Wtorek 24 kwietnia 2018
Wiosenne porządki wiążą się często z wypalaniem traw. Konsekwencje są tragiczne – w wiosennych pożarach znikają siedliska i ostoje, w ogniu giną dzikie zwierzęta, ale także ludzie.
Wiele osób, szczególnie mieszkańców wsi, nadal ciężko powstrzymać przed wypalaniem traw. Nie potrafią zrozumieć, że wiosenny ogień nie użyźnia ziemi, lecz ją wyjaławia. Plony na wypalonym obszarze mogą być mniejsze nawet o 10 procent!
Wypalanie traw wiąże się z ogromnym niebezpieczeństwem dla ludzi i zwierząt. Ze statystyk straży pożarnej wynika, że ogień na łąkach, nieużytkach i ścierniskach to około 30 proc. wszystkich pożarów w Polsce. Co roku z dymem idą dziesiątki tysięcy hektarów łąk i nieużytków. Są też ofiary w ludziach. W 2016 r. w wyniku pożarów wywołanych wypalaniem traw zginęło 6 osób, a 81 zostało rannych. Wzniecane lekkomyślnie pożary angażują strażaków, którzy mogą być w tym czasie potrzebni gdzieś indziej.
W płomieniach lub na skutek podwyższonej temperatury ginie wiele pożytecznych zwierząt i roślin. Z żywiołem nie mają szans żaby, ropuchy, jaszczurki, jerze, zające, lisy, borsuki, ptaki żyjące w śródpolnych remizach: kuropatwy, bażanty, skowronki.

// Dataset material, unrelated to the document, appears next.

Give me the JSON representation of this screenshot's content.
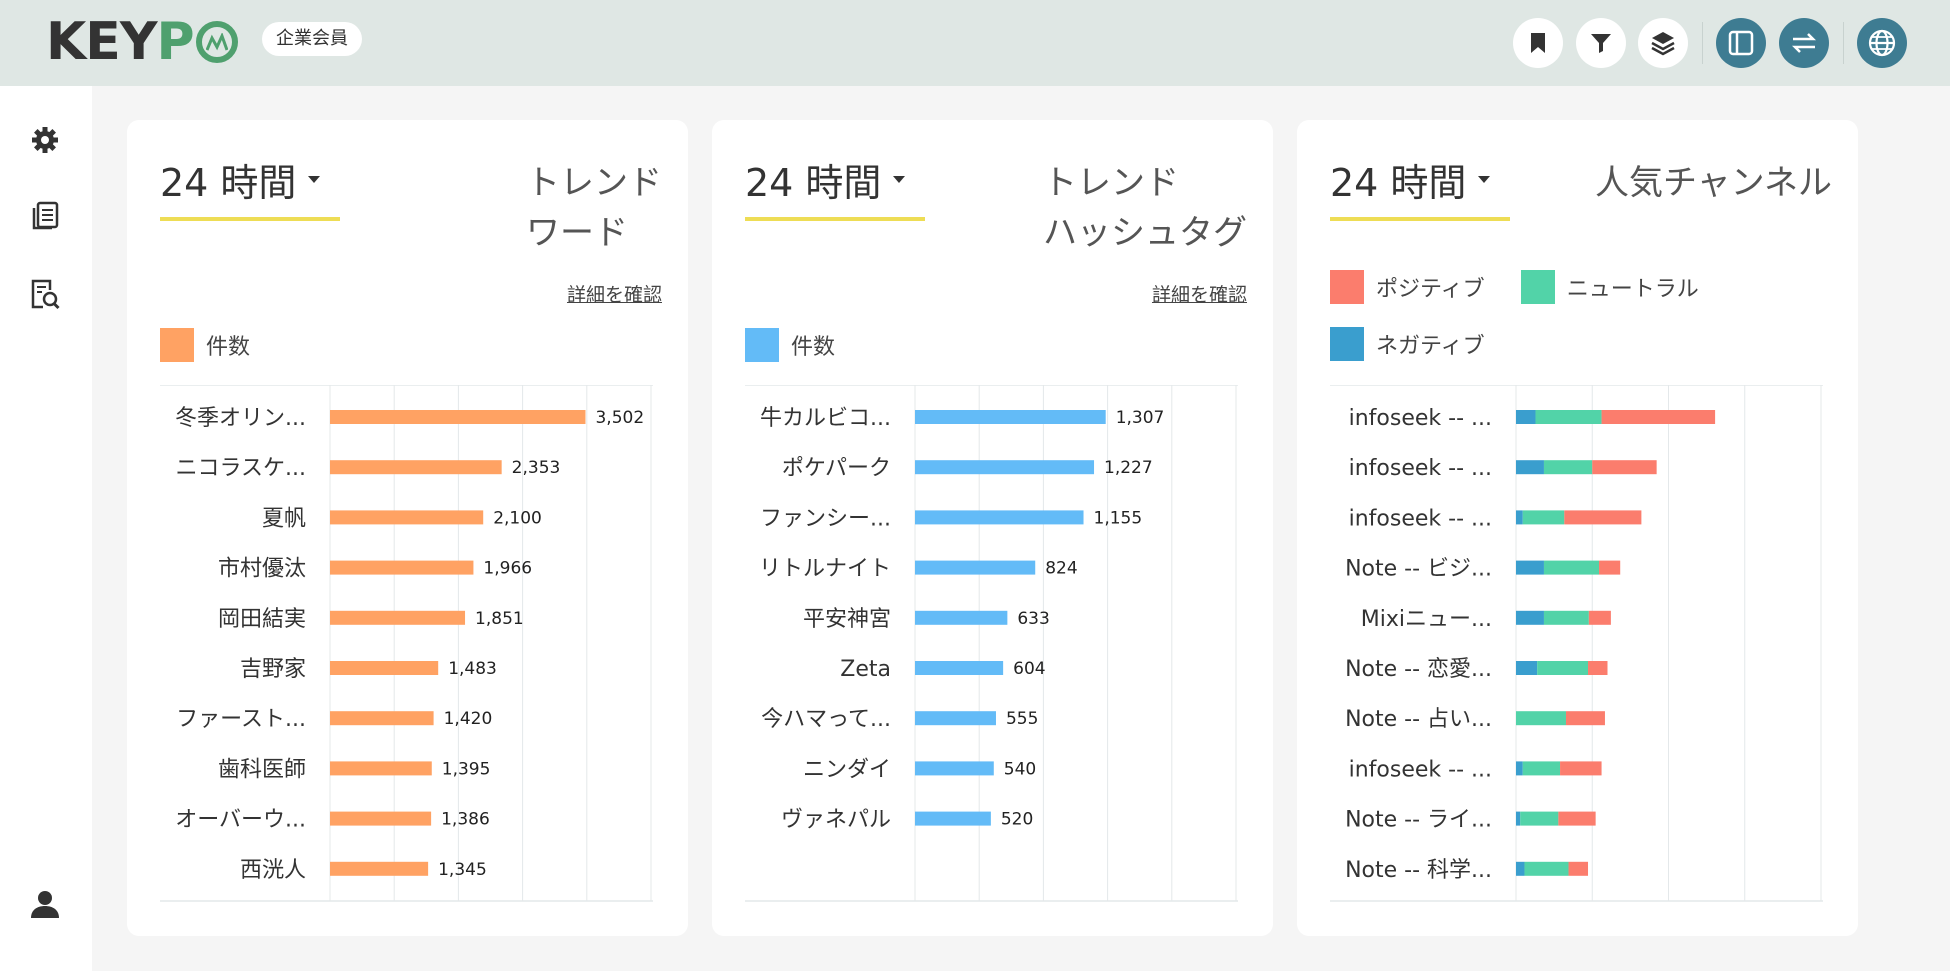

Wypalanie traw, to wykroczenie zagrożone grzywną do 5 tys. zł. Jeżeli jednak ogień z łąk przeniesie się na zabudowania, wówczas sprawca może odpowiadać za wywołanie zagrożenia dla życia i zdrowia ludzi, albo za spowodowanie strat w mieniu w wielkich rozmiarach. Kodeks karny przewiduje za to do 10 lat więzienia.